Dari Telajakan, Gerakan Kulkul PKK Teguhkan Kesadaran Kolektif Jaga Bali
DIKSIMERDEKA.COM, BANGLI – Bunyi kulkul yang bergema di Banjar Tiga Kawan, Desa Penglumbaran, Minggu (3/5/2026), tak sekadar memanggil warga untuk bergotong royong. Lebih dari itu, ia membangkitkan kesadaran kolektif bahwa kebersihan Bali berawal dari halaman rumah masing-masing.
Ketua TP PKK Provinsi Bali, Putri Suastini Koster, menegaskan arah gerakan tersebut saat melakukan monitoring dan evaluasi (monev) Gerakan Kulkul PKK dan Posyandu. Ia hadir tidak hanya sebagai pejabat, tetapi sebagai penggerak nilai.
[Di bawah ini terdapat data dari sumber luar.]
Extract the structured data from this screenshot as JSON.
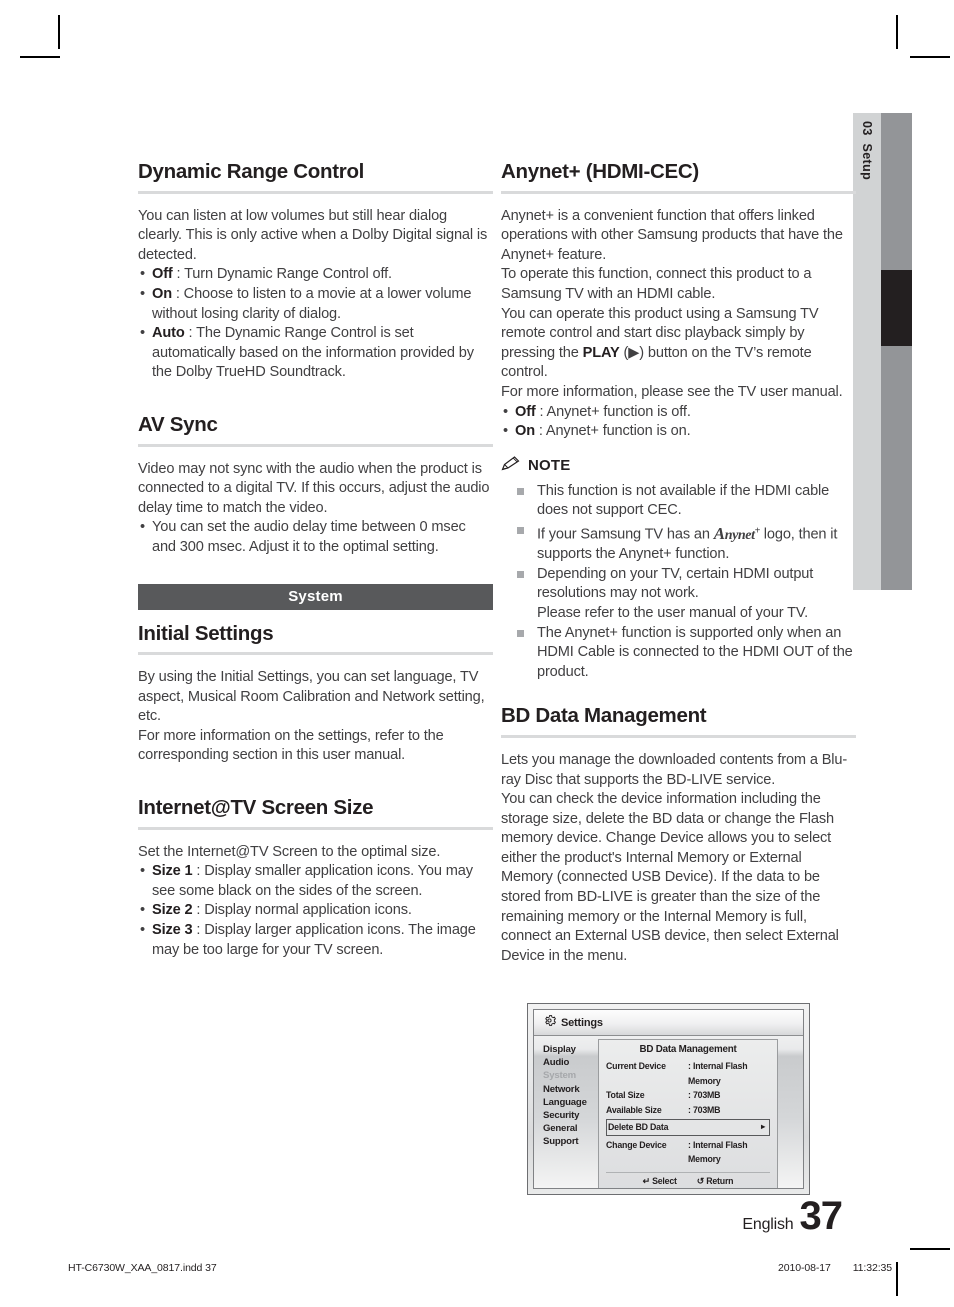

Setibanya di lokasi, Putri Koster mengapresiasi kondisi lingkungan Banjar Tiga Kawan yang tertata rapi. Telajakan bersih, taman terawat, serta ketersediaan tempat sampah di tiap rumah menjadi indikator keberhasilan warga menjaga lingkungannya.
“Sudah bagus ini, patut dicontoh dan ditiru masyarakat lainnya,” ujarnya.
Namun, apresiasi itu dibarengi penegasan bahwa gerakan ini bukan sekadar kegiatan bersih-bersih massal. Ia menekankan pentingnya menghidupkan kembali kearifan lokal berbasis tanggung jawab personal.
“Begitu ada kulkul, laksanakan pembersihan di telajakan dan lingkungan rumah. Tidak harus berkumpul di satu tempat. Kuncinya ada pada disiplin masing-masing,” tegasnya.
Menurutnya, perubahan besar justru lahir dari konsistensi kecil di setiap rumah. Jika setiap keluarga menjaga telajakan, maka kebersihan desa akan terwujud secara alami.
Dalam kesempatan itu, Putri Koster juga mendorong solusi konkret penanganan sampah residu melalui kolaborasi desa adat dan desa dinas. Ia mengusulkan pembangunan TPS3R dan TPST dengan memanfaatkan lahan adat agar pengelolaan sampah lebih terpadu dan berkelanjutan.
Pendekatan yang dilakukan pun terbilang sederhana dan membumi. Ia berbagi tips kepada warga, seperti memanfaatkan air cucian beras untuk mempercepat penguraian sampah organik.
Selain itu, ia mengajak warga memperkuat identitas lokal dengan menanam bunga pucuk bang di telajakan. Langkah ini dinilai tidak hanya memperindah lingkungan, tetapi juga membuka peluang ekonomi bagi produsen tanaman lokal.
Sebagai bentuk kepedulian sosial, Putri Koster turut menyerahkan bantuan 100 kilogram beras kepada pemerintah desa untuk disalurkan kepada warga yang membutuhkan.
Ia juga menyempatkan diri mengunjungi usaha rumahan milik Ni Komang Srinadi, produsen kue bolu yang telah memasarkan produknya hingga Denpasar. Kunjungan ini menjadi bentuk dukungan terhadap pelaku usaha kecil di desa.
Sebelumnya, kegiatan serupa juga dilakukan di Desa Bebalang, Bangli, sebagai bagian dari komitmen berkelanjutan pemerintah daerah dalam menggerakkan program ini.
Perbekel Desa Penglumbaran, I Wayan Artawan, menyampaikan apresiasi atas kunjungan tersebut. Dengan 76 warga aktif dan total 350 jiwa di Banjar Tiga Kawan, ia memastikan masyarakat siap mendukung Gerakan Kulkul Posyandu yang telah rutin berjalan.
Sementara itu, Bendesa Adat Bebalang, Nyoman Karsana, menilai gerakan ini perlu penguatan dalam penyampaian agar tidak menimbulkan kebingungan di masyarakat. Ia menekankan pentingnya pendekatan berbasis tanggung jawab individu.
“Jika setiap orang bertanggung jawab terhadap rumah dan telajakannya, tidak akan ada rasa terpaksa. Justru itu yang paling baik,” ujarnya.
Pandangan serupa disampaikan Camat Bangli, Sang Made Agus Dwipayana. Ia menegaskan bahwa esensi gerakan ini sederhana, namun berdampak besar.
“Jika setiap orang membersihkan telajakan di rumahnya masing-masing, maka desa akan menjadi bersih,” katanya.
Meski diakui implementasi di lapangan belum sepenuhnya maksimal, upaya sosialisasi akan terus diperkuat.
Gerakan Kulkul PKK, pada akhirnya, bukan sekadar program kebersihan.
Ia menjadi gerakan membangun kesadaran, menghidupkan nilai gotong royong, dan menata kembali cara pandang masyarakat terhadap lingkungan.